British singer-songwriter Amy Winehouse had a relatively short musical career in the 2000s and 2010s before her passing — only two studio albums in total — but the impact she left on global popular culture remains revelatory. Merging vintage jazz and old school R&B with contemporary trends in pop, and hip-hop songwriting and production, vocalist Winehouse broke provocative new ground as a fledgling songwriter on her first album Frank (perhaps most notably on the genius single “ Fuck Me Pumps” co-written by producer Salaam Remi); then rose to prominence on the heels of her Mark Ronson produced 2007 Back to Black, a Grammy-winning album featuring trenchant autobiography, Motown and Phil Spector era girl-group sounds, insouciant dance tunes, and stark heart-torn balladry, delivered with Brit-punk irreverence. Though her life was cut tragically short by addiction issues, Winehouse is emblematic of several trends coming together at once: the Brit-pop resurgence of the late 2000s (Lily Allen, Corinne Bailey Rae, Adele, Duffy, etc.), the decade’s retromania for nostalgic sounds, the return of a neo Ronnie Spector ‘bad girl’ culture in pop music, a post-feminist appropriation of punk rock arrogance, and the insurgence of a stylized all-genres approach to pop consistent with the “anything goes” rise of YouTube and streaming service culture.

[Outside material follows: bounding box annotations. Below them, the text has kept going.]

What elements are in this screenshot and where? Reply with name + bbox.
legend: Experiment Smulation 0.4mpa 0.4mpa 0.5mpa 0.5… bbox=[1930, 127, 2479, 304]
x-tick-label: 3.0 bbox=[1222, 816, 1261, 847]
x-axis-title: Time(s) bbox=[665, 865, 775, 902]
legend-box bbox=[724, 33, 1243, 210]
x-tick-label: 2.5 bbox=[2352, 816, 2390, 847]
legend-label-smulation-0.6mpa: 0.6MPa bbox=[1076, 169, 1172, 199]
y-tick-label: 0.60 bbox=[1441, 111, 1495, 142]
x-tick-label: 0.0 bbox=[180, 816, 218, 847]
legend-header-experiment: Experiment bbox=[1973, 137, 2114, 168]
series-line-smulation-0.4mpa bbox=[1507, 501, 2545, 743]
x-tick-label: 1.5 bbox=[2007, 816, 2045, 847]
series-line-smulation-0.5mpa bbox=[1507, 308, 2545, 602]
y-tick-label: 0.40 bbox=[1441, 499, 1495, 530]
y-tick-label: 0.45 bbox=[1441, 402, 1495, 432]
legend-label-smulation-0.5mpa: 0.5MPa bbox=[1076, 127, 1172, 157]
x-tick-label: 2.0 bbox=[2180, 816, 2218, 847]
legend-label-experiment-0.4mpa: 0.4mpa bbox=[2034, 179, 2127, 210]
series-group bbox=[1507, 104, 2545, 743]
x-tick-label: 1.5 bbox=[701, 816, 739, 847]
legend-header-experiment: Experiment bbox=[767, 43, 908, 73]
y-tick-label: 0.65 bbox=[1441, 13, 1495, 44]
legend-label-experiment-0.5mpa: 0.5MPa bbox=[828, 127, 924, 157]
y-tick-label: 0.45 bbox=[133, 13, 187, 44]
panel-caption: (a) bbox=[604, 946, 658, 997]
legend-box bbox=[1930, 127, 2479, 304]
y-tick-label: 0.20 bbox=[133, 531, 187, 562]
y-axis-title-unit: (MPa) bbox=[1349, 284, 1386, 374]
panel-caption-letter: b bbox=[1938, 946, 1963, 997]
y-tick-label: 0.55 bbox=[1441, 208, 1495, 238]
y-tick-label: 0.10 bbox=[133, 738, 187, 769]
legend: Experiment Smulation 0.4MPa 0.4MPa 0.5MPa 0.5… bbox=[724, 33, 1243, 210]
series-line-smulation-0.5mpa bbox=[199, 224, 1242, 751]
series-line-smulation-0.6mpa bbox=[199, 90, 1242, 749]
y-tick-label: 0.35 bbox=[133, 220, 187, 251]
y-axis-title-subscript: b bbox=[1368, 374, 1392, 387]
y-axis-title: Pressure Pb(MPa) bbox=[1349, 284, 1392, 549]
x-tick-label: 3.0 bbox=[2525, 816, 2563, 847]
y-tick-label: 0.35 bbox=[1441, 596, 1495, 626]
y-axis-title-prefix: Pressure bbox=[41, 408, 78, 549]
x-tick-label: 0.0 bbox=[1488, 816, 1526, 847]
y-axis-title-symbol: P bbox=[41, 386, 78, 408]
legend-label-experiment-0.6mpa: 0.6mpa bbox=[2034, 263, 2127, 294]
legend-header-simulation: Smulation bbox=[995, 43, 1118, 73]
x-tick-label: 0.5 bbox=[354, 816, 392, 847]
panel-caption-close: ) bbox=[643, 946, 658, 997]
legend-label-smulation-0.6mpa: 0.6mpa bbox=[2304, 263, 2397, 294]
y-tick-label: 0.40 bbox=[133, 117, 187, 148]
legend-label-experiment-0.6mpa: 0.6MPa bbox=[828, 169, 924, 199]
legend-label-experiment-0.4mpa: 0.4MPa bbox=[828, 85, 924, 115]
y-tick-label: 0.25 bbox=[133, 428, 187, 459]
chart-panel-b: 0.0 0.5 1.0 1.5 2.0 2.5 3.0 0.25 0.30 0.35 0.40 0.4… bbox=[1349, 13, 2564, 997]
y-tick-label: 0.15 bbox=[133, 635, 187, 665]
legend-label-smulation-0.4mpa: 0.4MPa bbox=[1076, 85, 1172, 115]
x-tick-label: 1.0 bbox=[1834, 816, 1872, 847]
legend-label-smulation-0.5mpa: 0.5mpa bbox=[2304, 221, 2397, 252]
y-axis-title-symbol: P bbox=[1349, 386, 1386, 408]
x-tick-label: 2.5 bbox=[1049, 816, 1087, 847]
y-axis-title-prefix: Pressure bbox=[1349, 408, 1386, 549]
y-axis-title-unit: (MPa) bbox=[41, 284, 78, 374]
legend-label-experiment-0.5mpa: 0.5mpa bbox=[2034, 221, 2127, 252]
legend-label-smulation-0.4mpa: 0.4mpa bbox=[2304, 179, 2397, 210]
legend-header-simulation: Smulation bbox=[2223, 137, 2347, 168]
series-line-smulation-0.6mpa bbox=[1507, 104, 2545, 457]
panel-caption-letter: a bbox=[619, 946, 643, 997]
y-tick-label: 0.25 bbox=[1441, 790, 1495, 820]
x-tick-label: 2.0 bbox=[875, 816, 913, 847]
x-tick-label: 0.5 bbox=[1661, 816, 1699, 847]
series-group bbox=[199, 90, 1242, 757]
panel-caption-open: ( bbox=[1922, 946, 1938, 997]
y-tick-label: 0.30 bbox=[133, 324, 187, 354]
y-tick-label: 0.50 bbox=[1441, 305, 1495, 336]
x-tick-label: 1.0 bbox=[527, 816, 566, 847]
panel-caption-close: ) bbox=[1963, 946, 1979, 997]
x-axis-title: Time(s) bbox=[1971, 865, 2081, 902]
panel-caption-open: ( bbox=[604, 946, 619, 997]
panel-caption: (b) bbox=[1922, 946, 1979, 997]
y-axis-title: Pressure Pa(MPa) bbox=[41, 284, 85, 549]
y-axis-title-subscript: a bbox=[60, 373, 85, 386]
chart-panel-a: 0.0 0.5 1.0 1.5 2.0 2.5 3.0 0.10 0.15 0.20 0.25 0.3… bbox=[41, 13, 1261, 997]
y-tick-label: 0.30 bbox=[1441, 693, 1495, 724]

However, Winehouse did not rise to popularity in a vacuum. Though jazz songstresses like Billie Holiday are often cited as Winehouse’s influences, she herself has cited Mahalia Jackson, Dinah Washington, and Texas-born Young Disciple expat Carleen Anderson, as singers she admired; moreover, the so-called “neo-soul” and black bohemian artists of the late 1980s and 1990s created the immediate template that made space for the ascent of Winehouse in the 2000s. In particular, Dallas-reared singer-songwriter Erykah Badu deserves significant recognition for fusing together jazz, R&B, and hip-hop in the late 1990s around old-school solutions. Late 1990s and early 2000s classic albums like Baduizm and Mama’s Gun created the stylistic arena in which those aforementioned singers of the late 2000s would experiment, and Badu’s underappreciated late 2000s New Amerykah sets — to say nothing of her iconic fashion and boho-spiritual Soulquarian style — would provide the template for Black Lives Matter informed, art-as-activism, albums which would arrive in the next decade by artists like Solange, Beyoncé and Kendrick Lamar.
From different sides of the pond, and born of different eras, Badu and Winehouse can be seen as symbolic sister rebels cut from the same punky, irreverent, revolutionary spirit. This class primarily juxtaposes the two icons, illuminating the historical tensions between whiteness and blackness; between vaudeville and the black chitlin’ circuit, between Tin Pan Alley and the Brill Building, between an individualistic, anarchic British Jewish woman and a collective-minded, post-Hip Hop Dallas-born African-American “race woman.”
Each session in this two-credit, seven-class course will include readings, listening, multimedia presentations and performances, plus a variety of special guests, to help explore the music and life of both of these icons, and where they intersect, from a variety of perspectives.